Formel Soft ist wohl sehr entäuscht von den bisherigen Verkäufen von Ghost Recon Breakpoint.wenn dem so ist freuts mich sehr ??

Rudi Ratlos
25. Oktober 2019 12:24

Genau deine aufgeführten Punkte sind die, die ich bei den Publishern nicht verstehe: Warum ein Division 2, wenn man den Content via DLC ergänzen könnte (und für Neukäufer dann halt als Season 2 o.ä. anbieten würde)?! So spaltet man unnötig die Community. Aber vielleicht lernt Ubisoft das jetzt halt auf die harte Tour. Und GRB hat sich wohl einfach nicht verkauft, weil es schlicht scheiße ist…

Fuffelpups
25. Oktober 2019 11:03

“Dafür glaubt man verschiedene Faktoren als Ursache ausfindig gemacht zu haben, darunter eine zu frühe Fortsetzung eines “Live Games””

Problem ist auch das sie zu viele Titel in ein GaaS umwandeln. Der Markt ist auch irgendwann gesättigt.

Max Snake
25. Oktober 2019 10:25

Was wird nur mit Beyond Good and Evil 2?

ghostdog83
25. Oktober 2019 10:25

Dafür glaubt man verschiedene Faktoren als Ursache ausfindig gemacht zu haben, darunter eine zu frühe Fortsetzung eines “Live Games”

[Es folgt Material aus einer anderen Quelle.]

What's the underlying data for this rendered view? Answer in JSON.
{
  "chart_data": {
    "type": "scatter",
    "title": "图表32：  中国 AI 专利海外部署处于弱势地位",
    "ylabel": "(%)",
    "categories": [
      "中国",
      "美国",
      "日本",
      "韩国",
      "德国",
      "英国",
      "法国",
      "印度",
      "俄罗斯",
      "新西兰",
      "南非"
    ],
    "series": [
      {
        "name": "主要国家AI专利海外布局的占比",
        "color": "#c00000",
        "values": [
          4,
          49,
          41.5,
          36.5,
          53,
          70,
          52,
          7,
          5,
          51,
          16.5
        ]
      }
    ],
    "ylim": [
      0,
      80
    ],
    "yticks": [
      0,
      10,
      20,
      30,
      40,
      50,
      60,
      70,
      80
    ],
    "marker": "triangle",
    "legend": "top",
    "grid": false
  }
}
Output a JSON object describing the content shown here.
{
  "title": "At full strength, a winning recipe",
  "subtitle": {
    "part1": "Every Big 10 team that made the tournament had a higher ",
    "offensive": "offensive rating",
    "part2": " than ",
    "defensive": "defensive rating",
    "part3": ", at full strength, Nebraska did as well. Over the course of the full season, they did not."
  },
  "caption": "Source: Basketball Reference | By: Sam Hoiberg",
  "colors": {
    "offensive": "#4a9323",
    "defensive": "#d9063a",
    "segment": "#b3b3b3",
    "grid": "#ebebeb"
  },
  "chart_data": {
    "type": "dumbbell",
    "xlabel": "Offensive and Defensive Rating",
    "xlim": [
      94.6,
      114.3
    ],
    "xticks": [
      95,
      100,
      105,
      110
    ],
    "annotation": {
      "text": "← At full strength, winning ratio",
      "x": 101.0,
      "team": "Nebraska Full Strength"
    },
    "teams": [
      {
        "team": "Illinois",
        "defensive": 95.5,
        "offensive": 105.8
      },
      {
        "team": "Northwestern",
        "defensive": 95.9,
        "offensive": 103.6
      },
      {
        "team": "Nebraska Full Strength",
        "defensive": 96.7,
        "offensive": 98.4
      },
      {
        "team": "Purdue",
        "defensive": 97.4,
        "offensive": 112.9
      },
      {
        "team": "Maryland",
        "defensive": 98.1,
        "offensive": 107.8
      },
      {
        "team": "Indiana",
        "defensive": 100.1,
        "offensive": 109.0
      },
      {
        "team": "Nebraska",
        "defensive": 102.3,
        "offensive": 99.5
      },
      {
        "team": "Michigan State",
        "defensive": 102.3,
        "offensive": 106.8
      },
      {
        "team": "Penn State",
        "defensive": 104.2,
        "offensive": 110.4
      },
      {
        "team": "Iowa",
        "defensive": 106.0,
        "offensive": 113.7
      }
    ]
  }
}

Ich verstehe nicht so ganz den Sinn dahinter, Fortsetzungen zu Service Games in so kurzen Intervallen zu bringen, wenn das Prinzip eines Service Game langfristiger Natur sein soll. Ein gutes Beispiel ist Warframe, welches nun seit 2013 kontinuierlich weiterentwickelt wird, mit Erfolg. Vielleicht sollte sich Ubisoft vom klassichen Fortsetzungsmodell lösen. Auch bei Destiny würde ich mir ein Spiel wünschen, was immer weiter aufgebaut wird, statt weiterer Fortsetzungen. So bleiben alle Inhalte gebündelt zukünftig erhalten, Gemeinschaften werden nicht gesplittet. Sonst kannibalisieren sich die Publisher durch weitere Fortsetzungen nur selbst.

MontyRunner
25. Oktober 2019 10:06

Ach quatsch, die werden alle auf Switch als Leading Plattform umgeschrieben.